COLUMN: As a transgender student, I feel seen, but not heard


Hannah Renton

A student poses in a Philadelphia pride flag binder, a garment used by transmasculine people to compress their chests.

When you’re transgender at Loyola, you say a silent prayer before walking into gendered bathrooms. When you’re transgender at Loyola, the door to your dorm room reads a name you haven’t used since you were 14. When you’re transgender at Loyola, your professor makes the class sing to you when you change your name.

When you’re transgender at Loyola, you’re isolated from your peers and you learn to only trust other transgender students.

I’m openly queer — I have green hair, piercings, and a pronoun pin for every day of the week. I’m proud of my identity. I’m a transmasculine nonbinary person who lives my life unabashedly loud and flamboyantly. But on campus, I have to censor myself to be treated with respect.

One of the reasons I chose Loyola is because of its reputation as the most diverse and welcoming campus in the state. I was told that everyone would respect me here, that all of my professors would make an effort to get things right. But this hasn’t been my experience.

There are no transgender professors at Loyola. There’s not a single professor that I can connect to and talk about my identity with. While I do have cisgender professors that I feel comfortable with, I don’t have anyone who understands my experiences.

I’m isolated.

I recently changed my name, so I emailed my professors an update about it. All but one of my professors responded to my email. At the beginning of class the next day, that professor made an announcement. He asked students if they had had birthdays recently, then mentioned that “we had a birthday of sorts” today in class.

He looked at me and said “Oliver changed her name. She changed her name to Artie.” Then, he had the class sing “Happy Birthday” to me. Not once, not twice, but three times in different tunes.

I felt my face go hot. I started sweating and it felt like there was cotton between my ears. I am not a she. I made that clear. I keep my pronouns in my email signature, on Canvas, and I wear a button with my pronouns listed almost every day.

It was humiliating. Sitting in the front of the classroom while my peers awkwardly sang “Happy Birthday” to me because I changed my name. I felt sick. I felt ashamed and embarrassed for having changed my name.

I should have just kept this to myself, I thought. The name wasn’t that important.

I wanted to say something. I wanted my peers to say something. But what could I say? What could I ask them to say?

I didn’t say anything. No one said anything. I just went silent.

Experiences like this alienate me from other students. No matter how hard I try not to, I feel spite towards them for not standing up for me. I’m embarrassed to be around them.

The first day of my sophomore year, I walked to my new dorm room, excited to live with my friends in an entirely transgender suite. I was the first to move in.

On the door, all of our names were wrong, except for my roommate who was able to legally change his name. The rest of us were publicly identified with names we haven’t used in years.

I ripped the tags down and never let my other roommates see them.
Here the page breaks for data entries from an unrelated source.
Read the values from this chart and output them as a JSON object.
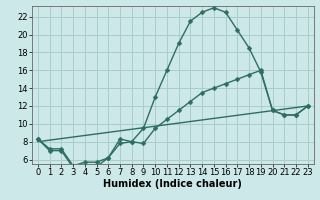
{
  "title": "",
  "xlabel": "Humidex (Indice chaleur)",
  "ylabel": "",
  "bg_color": "#cce8e8",
  "line_color": "#2d6e63",
  "grid_color": "#aacccc",
  "ylim": [
    5.5,
    23.2
  ],
  "xlim": [
    -0.5,
    23.5
  ],
  "yticks": [
    6,
    8,
    10,
    12,
    14,
    16,
    18,
    20,
    22
  ],
  "xticks": [
    0,
    1,
    2,
    3,
    4,
    5,
    6,
    7,
    8,
    9,
    10,
    11,
    12,
    13,
    14,
    15,
    16,
    17,
    18,
    19,
    20,
    21,
    22,
    23
  ],
  "series1_x": [
    0,
    1,
    2,
    3,
    4,
    5,
    6,
    7,
    8,
    9,
    10,
    11,
    12,
    13,
    14,
    15,
    16,
    17,
    18,
    19,
    20,
    21,
    22,
    23
  ],
  "series1_y": [
    8.3,
    7.0,
    7.0,
    5.1,
    5.2,
    5.2,
    6.2,
    8.3,
    8.0,
    9.5,
    13.0,
    16.0,
    19.0,
    21.5,
    22.5,
    23.0,
    22.5,
    20.5,
    18.5,
    15.8,
    11.5,
    11.0,
    11.0,
    12.0
  ],
  "series2_x": [
    0,
    1,
    2,
    3,
    4,
    5,
    6,
    7,
    8,
    9,
    10,
    11,
    12,
    13,
    14,
    15,
    16,
    17,
    18,
    19,
    20,
    21,
    22,
    23
  ],
  "series2_y": [
    8.3,
    7.2,
    7.2,
    5.3,
    5.7,
    5.7,
    6.2,
    7.8,
    8.0,
    7.8,
    9.5,
    10.5,
    11.5,
    12.5,
    13.5,
    14.0,
    14.5,
    15.0,
    15.5,
    16.0,
    11.5,
    11.0,
    11.0,
    12.0
  ],
  "series3_x": [
    0,
    23
  ],
  "series3_y": [
    8.0,
    12.0
  ],
  "marker_size": 2.5,
  "line_width": 1.0,
  "xlabel_fontsize": 7,
  "tick_fontsize": 6
}
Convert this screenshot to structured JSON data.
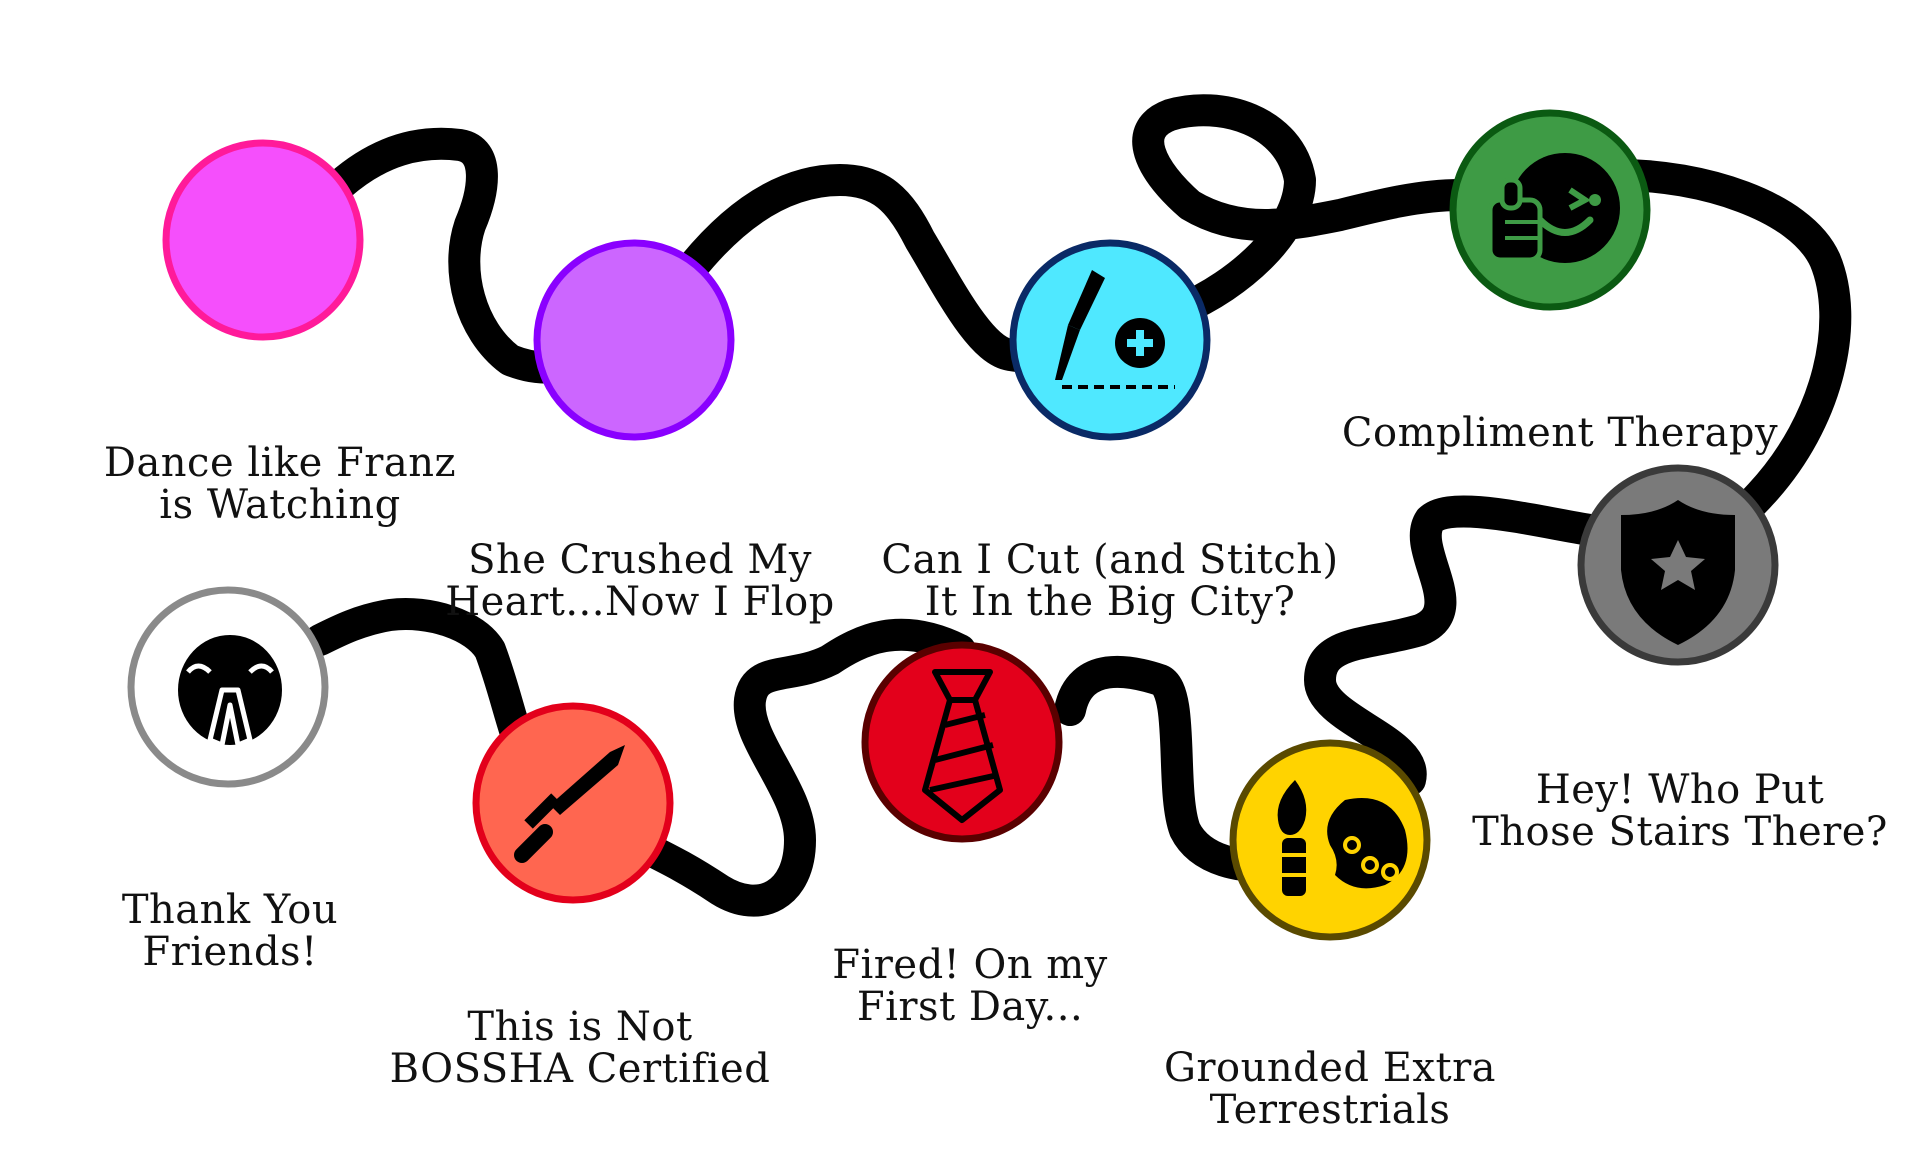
{
  "levels": [
    {
      "id": "dance",
      "title_lines": [
        "Dance like Franz",
        "is Watching"
      ],
      "fill": "#f54ffc",
      "stroke": "#ff1a9a",
      "icon": "none"
    },
    {
      "id": "crushed",
      "title_lines": [
        "She Crushed My",
        "Heart...Now I Flop"
      ],
      "fill": "#cc66ff",
      "stroke": "#8a00ff",
      "icon": "none"
    },
    {
      "id": "cut",
      "title_lines": [
        "Can I Cut (and Stitch)",
        "It In the Big City?"
      ],
      "fill": "#4fe8ff",
      "stroke": "#0a2a66",
      "icon": "scalpel-icon"
    },
    {
      "id": "compliment",
      "title_lines": [
        "Compliment Therapy"
      ],
      "fill": "#3e9b45",
      "stroke": "#0b5a12",
      "icon": "thumbs-up-wink-icon"
    },
    {
      "id": "stairs",
      "title_lines": [
        "Hey! Who Put",
        "Those Stairs There?"
      ],
      "fill": "#7a7a7a",
      "stroke": "#3a3a3a",
      "icon": "shield-star-icon"
    },
    {
      "id": "grounded",
      "title_lines": [
        "Grounded Extra",
        "Terrestrials"
      ],
      "fill": "#ffd300",
      "stroke": "#5a4a00",
      "icon": "paint-palette-icon"
    },
    {
      "id": "fired",
      "title_lines": [
        "Fired! On my",
        "First Day..."
      ],
      "fill": "#e3001b",
      "stroke": "#5a0000",
      "icon": "necktie-icon"
    },
    {
      "id": "bossha",
      "title_lines": [
        "This is Not",
        "BOSSHA Certified"
      ],
      "fill": "#ff6650",
      "stroke": "#e3001b",
      "icon": "sword-icon"
    },
    {
      "id": "thanks",
      "title_lines": [
        "Thank You",
        "Friends!"
      ],
      "fill": "#ffffff",
      "stroke": "#8a8a8a",
      "icon": "praying-face-icon"
    }
  ]
}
Our door remains empty.

On campus, I hear my deadname three or four times a day. It’s on my student ID. It’s in my email. When I go to the front desk to swipe into my dorm, it’s the name the desk guard says back to me.

Every time, it’s a reminder that I’m not a “real” man. When I was younger and had first come out, it used to make me feel sick when people would misgender me or call me by my deadname.

Now, I’m just numb to it. Getting misgendered and deadnamed has become part of my daily routine; I have been forced to be okay with it. In order to preserve my mental health, I’ve had to learn to be okay with cisgender people treating me like I’m subhuman. I can’t physically or emotionally handle caring anymore. I can’t handle the pain.

If I still let misgendering hurt me, I’d spend every day spiraling.

This is my reality as a transgender person living and learning on campus, and I’m not alone.